Kritik tersebut menyinggung isu klasik yang sudah lama ada di Jepang. Data dari Kantor Kabinet Jepang, yang mengutip angka Organisasi Kerja Sama dan Pembangunan Ekonomi (OECD) yang diterbitkan pada 2021, menunjukkan bahwa perempuan menghabiskan waktu 5,5 kali lebih lama daripada laki-laki untuk pekerjaan tak berbayar, termasuk pekerjaan rumah tangga, berbelanja, dan perawatan.

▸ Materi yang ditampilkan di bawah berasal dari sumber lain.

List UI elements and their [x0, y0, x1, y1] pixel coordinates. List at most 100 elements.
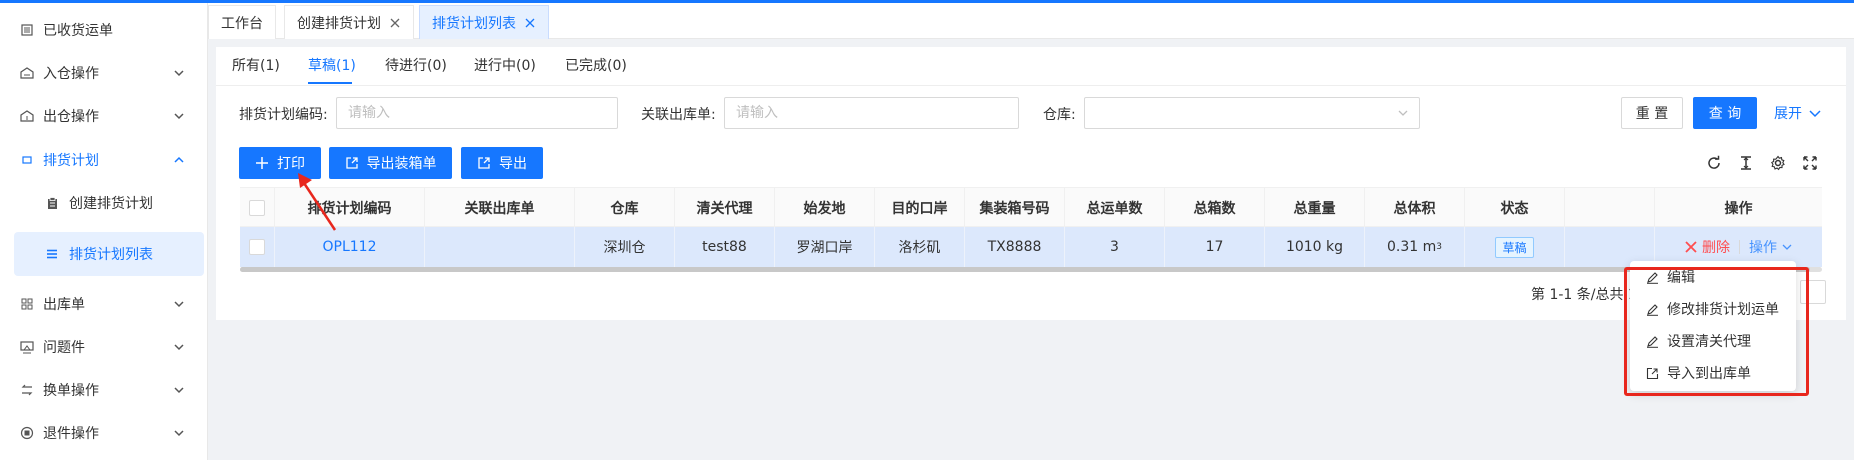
sidebar-item-problem-items[interactable]: 问题件	[0, 325, 208, 369]
sidebar-item-label: 已收货运单	[43, 23, 113, 39]
sidebar-item-create-plan[interactable]: 创建排货计划	[0, 181, 208, 225]
status-tab-pending[interactable]: 待进行(0)	[385, 55, 447, 75]
export-packing-button[interactable]: 导出装箱单	[329, 147, 452, 179]
sidebar-item-outbound[interactable]: 出仓操作	[0, 94, 208, 138]
menu-item-label: 编辑	[1667, 270, 1695, 286]
menu-list-icon	[45, 247, 59, 261]
sidebar-item-outbound-order[interactable]: 出库单	[0, 282, 208, 326]
sidebar-item-return[interactable]: 退件操作	[0, 411, 208, 455]
more-actions-label: 操作	[1749, 240, 1777, 256]
select-all-checkbox[interactable]	[249, 200, 265, 216]
action-separator	[1739, 240, 1740, 254]
menu-item-label: 修改排货计划运单	[1667, 302, 1779, 318]
cell-warehouse: 深圳仓	[575, 227, 675, 267]
column-height-icon[interactable]	[1738, 155, 1754, 171]
delete-button[interactable]: 删除	[1684, 237, 1730, 257]
scrollbar-thumb[interactable]	[240, 267, 1810, 272]
page-tab-create-plan[interactable]: 创建排货计划	[284, 5, 414, 39]
plan-code-link[interactable]: OPL112	[323, 239, 377, 255]
column-header: 仓库	[575, 188, 675, 228]
menu-item-import-to-outbound[interactable]: 导入到出库单	[1630, 357, 1796, 389]
actions-dropdown-menu: 编辑 修改排货计划运单 设置清关代理 导入到出库单	[1630, 261, 1796, 391]
cell-outbound	[425, 227, 575, 267]
status-tab-in-progress[interactable]: 进行中(0)	[474, 55, 536, 75]
page-button[interactable]	[1800, 280, 1826, 304]
page-tab-dashboard[interactable]: 工作台	[208, 5, 276, 39]
menu-item-edit[interactable]: 编辑	[1630, 261, 1796, 293]
export-label: 导出	[499, 156, 527, 172]
sidebar-item-exchange[interactable]: 换单操作	[0, 368, 208, 412]
column-header: 总箱数	[1165, 188, 1265, 228]
sidebar: 已收货运单 入仓操作 出仓操作 排货计划 创建排货计划 排货计划列表 出库单 问…	[0, 3, 208, 460]
close-icon[interactable]	[389, 17, 401, 29]
pagination-summary: 第 1-1 条/总共 1	[1531, 287, 1637, 303]
horizontal-scrollbar[interactable]	[240, 267, 1822, 272]
sidebar-item-label: 换单操作	[43, 383, 99, 399]
page-tab-plan-list[interactable]: 排货计划列表	[419, 5, 549, 39]
expand-label: 展开	[1774, 106, 1802, 122]
close-icon[interactable]	[524, 17, 536, 29]
status-tab-all[interactable]: 所有(1)	[232, 55, 280, 75]
import-icon	[1646, 367, 1659, 379]
warehouse-select[interactable]	[1084, 97, 1420, 129]
row-checkbox[interactable]	[249, 239, 265, 255]
expand-filters-link[interactable]: 展开	[1774, 103, 1822, 123]
chevron-down-icon	[1398, 110, 1408, 116]
chevron-down-icon	[174, 70, 184, 77]
page-tabs-bar: 工作台 创建排货计划 排货计划列表	[208, 3, 1854, 39]
settings-icon[interactable]	[1770, 155, 1786, 171]
menu-item-modify-waybills[interactable]: 修改排货计划运单	[1630, 293, 1796, 325]
sidebar-item-received-waybills[interactable]: 已收货运单	[0, 8, 208, 52]
more-actions-button[interactable]: 操作	[1749, 237, 1793, 257]
menu-item-label: 设置清关代理	[1667, 334, 1751, 350]
monitor-icon	[20, 340, 34, 354]
cell-container: TX8888	[965, 227, 1065, 267]
fullscreen-icon[interactable]	[1802, 155, 1818, 171]
return-icon	[20, 426, 34, 440]
cell-agent: test88	[675, 227, 775, 267]
column-header: 总体积	[1365, 188, 1465, 228]
sidebar-item-shipping-plan[interactable]: 排货计划	[0, 138, 208, 182]
cell-weight: 1010 kg	[1265, 227, 1365, 267]
export-button[interactable]: 导出	[461, 147, 543, 179]
column-header: 清关代理	[675, 188, 775, 228]
sidebar-item-inbound[interactable]: 入仓操作	[0, 51, 208, 95]
reset-button[interactable]: 重 置	[1621, 97, 1683, 129]
column-header: 始发地	[775, 188, 875, 228]
refresh-icon[interactable]	[1706, 155, 1722, 171]
column-header: 目的口岸	[875, 188, 965, 228]
plan-icon	[20, 153, 34, 167]
volume-unit-sup: 3	[1436, 242, 1442, 252]
content-card	[216, 47, 1846, 320]
status-badge: 草稿	[1495, 236, 1534, 258]
query-button[interactable]: 查 询	[1693, 97, 1757, 129]
plus-icon	[256, 157, 268, 169]
column-header: 总重量	[1265, 188, 1365, 228]
print-button[interactable]: 打印	[239, 147, 321, 179]
cell-boxes: 17	[1165, 227, 1265, 267]
warehouse-label: 仓库:	[1043, 107, 1076, 123]
export-icon	[345, 157, 358, 169]
status-tab-completed[interactable]: 已完成(0)	[565, 55, 627, 75]
plan-code-input[interactable]	[336, 97, 618, 129]
delete-label: 删除	[1702, 240, 1730, 256]
outbound-label: 关联出库单:	[641, 107, 716, 123]
sidebar-item-plan-list[interactable]: 排货计划列表	[14, 232, 204, 276]
row-checkbox-cell	[240, 227, 275, 267]
sidebar-item-label: 退件操作	[43, 426, 99, 442]
chevron-down-icon	[174, 430, 184, 437]
column-header: 操作	[1724, 201, 1753, 217]
outbound-input[interactable]	[724, 97, 1019, 129]
sidebar-item-label: 排货计划	[43, 153, 99, 169]
cell-volume: 0.31 m3	[1365, 227, 1465, 267]
menu-item-set-customs-agent[interactable]: 设置清关代理	[1630, 325, 1796, 357]
sidebar-item-label: 入仓操作	[43, 66, 99, 82]
column-header: 集装箱号码	[965, 188, 1065, 228]
clipboard-icon	[45, 196, 59, 210]
sidebar-item-label: 创建排货计划	[69, 196, 153, 212]
table-header: 排货计划编码 关联出库单 仓库 清关代理 始发地 目的口岸 集装箱号码 总运单数…	[240, 187, 1822, 228]
cell-destination: 洛杉矶	[875, 227, 965, 267]
close-icon	[1685, 241, 1697, 253]
status-tab-draft[interactable]: 草稿(1)	[308, 55, 356, 75]
sidebar-item-label: 问题件	[43, 340, 85, 356]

Disparitas tersebut lebih besar dibandingkan di Inggris, Prancis, dan Amerika Serikat (AS), di mana selisih antara laki-laki dan perempuan jauh lebih kecil.
Pembahasan itu semakin ramai diperbincangkan karena citra stadion yang bersih tidak selalu sejalan dengan aspek lainnya dalam kehidupan sehari-hari. Di beberapa distrik hiburan, puntung rokok kerap terlihat berserakan di luar bar dan restoran setelah malam yang sibuk.
Bagi para pendukung aksi bersih-bersih, praktik tersebut merefleksikan kebiasaan yang telah terbentuk sejak masa kanak-kanak, alih-alih sekadar keinginan untuk mendapatkan pengakuan publik.
Koichi Nakano, seorang profesor ilmu politik dan sejarah di Universitas Sophia, menyebutkan bahwa para penggemar olahraga Jepang di ajang-ajang internasional sering kali berperilaku seperti halnya ketika mereka pertama kali belajar olahraga di sekolah.